On the other side of the political equation, however, the vocal opposition to the Harper government’s actions and inactions continues to grow ever stronger. And with another charismatic Trudeau in the wings and with recent opinion polls showing Liberal party support on the rise almost everywhere, surely it is too soon to write the party off.
Do the Liberals have no future in Canadian politics? That question will be the subject of the Macdonald Laurier Institute’s Great Canadian Debate on March 21 at 7 p.m. at the Canadian War Museum in Ottawa.
Arguing that the Liberals have a future will be John Duffy, a principal at Strategy Corp., an author of a historical study of key elections, and a key strategic adviser to Prime Minister Paul Martin. Michael Bliss, the distinguished historian, author, and close observer of prime ministers and politics, will present the contrary case. I will be the moderator.
It’s certain to be a barnburner of an evening as two fine debaters battle over the future of Canadian politics — and of Canada.

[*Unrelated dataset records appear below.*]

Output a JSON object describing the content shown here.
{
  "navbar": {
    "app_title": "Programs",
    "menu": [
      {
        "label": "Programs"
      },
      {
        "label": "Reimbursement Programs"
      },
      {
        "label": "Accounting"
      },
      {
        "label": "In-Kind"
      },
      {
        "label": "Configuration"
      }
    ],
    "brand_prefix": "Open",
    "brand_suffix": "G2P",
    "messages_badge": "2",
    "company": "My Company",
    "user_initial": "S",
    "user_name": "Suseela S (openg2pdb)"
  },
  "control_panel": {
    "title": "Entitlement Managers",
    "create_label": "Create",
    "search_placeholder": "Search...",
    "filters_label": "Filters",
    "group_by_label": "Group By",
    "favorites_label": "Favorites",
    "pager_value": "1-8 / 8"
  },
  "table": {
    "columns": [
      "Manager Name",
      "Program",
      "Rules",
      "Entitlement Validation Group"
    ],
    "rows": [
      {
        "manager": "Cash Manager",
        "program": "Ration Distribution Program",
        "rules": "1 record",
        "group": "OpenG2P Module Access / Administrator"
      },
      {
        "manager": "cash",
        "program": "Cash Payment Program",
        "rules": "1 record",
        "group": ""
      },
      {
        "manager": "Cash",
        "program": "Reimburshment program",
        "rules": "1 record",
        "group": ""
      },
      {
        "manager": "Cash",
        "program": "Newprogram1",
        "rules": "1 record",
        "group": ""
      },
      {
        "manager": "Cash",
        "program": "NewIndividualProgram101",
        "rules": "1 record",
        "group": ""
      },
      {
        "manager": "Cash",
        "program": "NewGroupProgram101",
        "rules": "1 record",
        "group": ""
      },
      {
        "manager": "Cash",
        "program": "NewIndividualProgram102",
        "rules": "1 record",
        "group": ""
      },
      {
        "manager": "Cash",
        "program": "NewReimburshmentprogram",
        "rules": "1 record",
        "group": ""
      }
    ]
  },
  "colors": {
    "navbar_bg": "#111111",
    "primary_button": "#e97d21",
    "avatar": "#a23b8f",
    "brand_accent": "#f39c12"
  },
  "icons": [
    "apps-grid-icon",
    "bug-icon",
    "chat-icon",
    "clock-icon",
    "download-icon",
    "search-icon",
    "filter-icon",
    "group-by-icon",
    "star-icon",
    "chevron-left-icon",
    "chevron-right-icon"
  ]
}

J.L. Granatstein is a co-founder of The Great Canadian Debates series. He is a historian, author, educator and defence and foreign policy commentator. Granatstein has held the Canada Council’s Killam senior fellowship twice (1982-4, 1991-3), was editor of the Canadian Historical Review (1981-1984), and is a Fellow of the Royal Society of Canada (1982- ). The Royal Society awarded him the J.B. Tyrell Historical Gold Medal (1992) “for outstanding work in the history of Canada,” and his book “The Generals” (1993), won the J.W. Dafoe Prize and the UBC Medal for Canadian Biography.